Identificar que uma mercadoria está avariada antes mesmo dela ser carregada no navio ou avião é aquele tipo de “surpresa” que nenhum profissional de Comércio Exterior deseja. No entanto, detectar o problema na origem (pré-embarque) é, na verdade, uma oportunidade de evitar custos astronômicos com frete de retorno, multas alfandegárias e, claro, a insatisfação do cliente final.
Aqui está um roteiro técnico de como agir com precisão quando a carga é danificada antes do embarque:
1. Documentação Imediata e Evidências Fotográficas
O primeiro passo é paralisar o processo de estufagem ou carregamento. Se a carga já estiver no terminal, ela deve ser segregada.
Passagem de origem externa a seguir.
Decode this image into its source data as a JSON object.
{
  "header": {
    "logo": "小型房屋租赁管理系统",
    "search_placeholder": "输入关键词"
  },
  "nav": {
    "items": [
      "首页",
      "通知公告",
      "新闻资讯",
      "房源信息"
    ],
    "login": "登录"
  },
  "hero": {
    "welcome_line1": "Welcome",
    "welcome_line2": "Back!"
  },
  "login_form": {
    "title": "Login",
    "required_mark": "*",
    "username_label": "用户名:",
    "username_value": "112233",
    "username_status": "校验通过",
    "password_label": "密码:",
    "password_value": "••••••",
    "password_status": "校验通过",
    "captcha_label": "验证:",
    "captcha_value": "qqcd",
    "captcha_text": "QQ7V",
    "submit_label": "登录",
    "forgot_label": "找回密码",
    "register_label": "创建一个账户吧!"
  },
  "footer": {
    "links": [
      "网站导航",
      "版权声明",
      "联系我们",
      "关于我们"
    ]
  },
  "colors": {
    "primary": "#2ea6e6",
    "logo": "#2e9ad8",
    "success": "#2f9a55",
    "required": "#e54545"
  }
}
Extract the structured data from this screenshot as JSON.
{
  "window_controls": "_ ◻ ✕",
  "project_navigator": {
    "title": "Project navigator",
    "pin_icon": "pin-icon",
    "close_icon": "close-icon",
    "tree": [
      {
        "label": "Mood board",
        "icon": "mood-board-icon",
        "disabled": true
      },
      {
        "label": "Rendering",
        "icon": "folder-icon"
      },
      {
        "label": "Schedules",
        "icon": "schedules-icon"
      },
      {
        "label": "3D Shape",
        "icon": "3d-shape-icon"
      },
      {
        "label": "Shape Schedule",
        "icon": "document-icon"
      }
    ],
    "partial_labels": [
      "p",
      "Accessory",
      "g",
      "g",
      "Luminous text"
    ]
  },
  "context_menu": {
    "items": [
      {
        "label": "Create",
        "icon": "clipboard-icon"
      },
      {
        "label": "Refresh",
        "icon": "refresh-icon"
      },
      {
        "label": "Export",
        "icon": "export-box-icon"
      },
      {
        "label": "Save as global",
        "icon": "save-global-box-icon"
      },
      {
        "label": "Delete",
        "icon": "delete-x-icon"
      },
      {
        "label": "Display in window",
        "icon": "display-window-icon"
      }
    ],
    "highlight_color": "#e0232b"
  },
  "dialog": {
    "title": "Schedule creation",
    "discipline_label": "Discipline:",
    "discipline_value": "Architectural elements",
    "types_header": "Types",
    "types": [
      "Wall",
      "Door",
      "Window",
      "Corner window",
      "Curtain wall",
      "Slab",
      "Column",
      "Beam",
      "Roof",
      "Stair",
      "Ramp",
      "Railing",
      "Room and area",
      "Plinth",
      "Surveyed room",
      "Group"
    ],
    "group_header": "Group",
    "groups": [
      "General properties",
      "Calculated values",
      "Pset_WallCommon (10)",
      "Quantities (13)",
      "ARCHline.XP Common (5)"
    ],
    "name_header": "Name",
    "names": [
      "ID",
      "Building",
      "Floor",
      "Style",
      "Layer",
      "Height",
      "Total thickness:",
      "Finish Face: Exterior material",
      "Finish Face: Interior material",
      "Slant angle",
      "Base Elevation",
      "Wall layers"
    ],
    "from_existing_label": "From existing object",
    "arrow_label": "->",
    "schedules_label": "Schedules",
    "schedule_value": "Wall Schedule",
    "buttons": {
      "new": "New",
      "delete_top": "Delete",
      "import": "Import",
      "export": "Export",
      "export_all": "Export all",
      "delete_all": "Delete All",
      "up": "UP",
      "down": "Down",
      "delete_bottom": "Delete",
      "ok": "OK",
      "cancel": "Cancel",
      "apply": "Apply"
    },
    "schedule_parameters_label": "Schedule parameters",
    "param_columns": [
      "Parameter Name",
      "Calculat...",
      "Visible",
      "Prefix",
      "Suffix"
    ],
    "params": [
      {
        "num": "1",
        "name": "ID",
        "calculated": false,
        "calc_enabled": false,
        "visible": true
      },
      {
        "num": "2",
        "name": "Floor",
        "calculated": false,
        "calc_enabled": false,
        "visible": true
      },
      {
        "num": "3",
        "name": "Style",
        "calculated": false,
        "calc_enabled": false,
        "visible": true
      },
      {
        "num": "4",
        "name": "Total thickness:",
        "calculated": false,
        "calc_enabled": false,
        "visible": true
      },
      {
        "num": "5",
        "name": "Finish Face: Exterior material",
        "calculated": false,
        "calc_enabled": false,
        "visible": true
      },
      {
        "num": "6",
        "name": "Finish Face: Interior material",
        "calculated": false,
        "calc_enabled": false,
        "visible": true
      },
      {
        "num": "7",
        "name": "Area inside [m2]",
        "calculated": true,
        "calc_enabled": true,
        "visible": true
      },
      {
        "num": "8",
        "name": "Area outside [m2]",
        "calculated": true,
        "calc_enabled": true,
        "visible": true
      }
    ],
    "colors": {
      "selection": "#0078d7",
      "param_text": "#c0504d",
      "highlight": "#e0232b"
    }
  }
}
- Fotos de todos os ângulos: Registre não apenas o dano, mas o estado geral da embalagem, o lacre do contêiner (se aplicável) e as etiquetas de identificação.
- Relatório de Vistoria (Survey Report): Dependendo da gravidade e do valor da mercadoria, é recomendável contratar um vistoriador independente (Surveyor) para emitir um laudo técnico oficial. Esse documento é a peça-chave para qualquer reclamação de seguro ou disputa com o fornecedor.
2. Notificação Formal às Partes Envolvidas
Você deve enviar uma notificação imediata por escrito (e-mail) para todos os parceiros logísticos envolvidos no trecho pré-embarque:
- Fornecedor (Shipper): Para verificar se a avaria ocorreu na saída da fábrica.
- Transportador Rodoviário: Se o dano foi identificado na chegada ao porto/aeroporto, o transportador local pode ser o responsável.
- Agente de Carga/Armador: Para cancelar ou suspender o Booking e evitar cobranças de dead freight (frete morto).
3. Vocabulário Técnico para o Relatório de Avaria
Para tratar esse assunto com parceiros internacionais, o uso dos termos corretos em inglês garante que não haja “ruído” na comunicação técnica:
| Termo em Português | Termo Técnico em Inglês | Aplicação |
| Avaria de Carga | Cargo Damage | Termo geral para qualquer dano. |
| Embalagem Esmagada | Crushed Packaging | Quando a caixa sofre pressão excessiva. |
| Violação de Lacre | Broken Seal | Indica possível furto ou manipulação indevida. |
| Molhadura | Water Damage / Wetness | Comum em cargas expostas à chuva no terminal. |
| Substituição | Replacement | Quando a peça danificada precisa ser trocada. |
4. Tomada de Decisão: Reparar, Substituir ou Seguir?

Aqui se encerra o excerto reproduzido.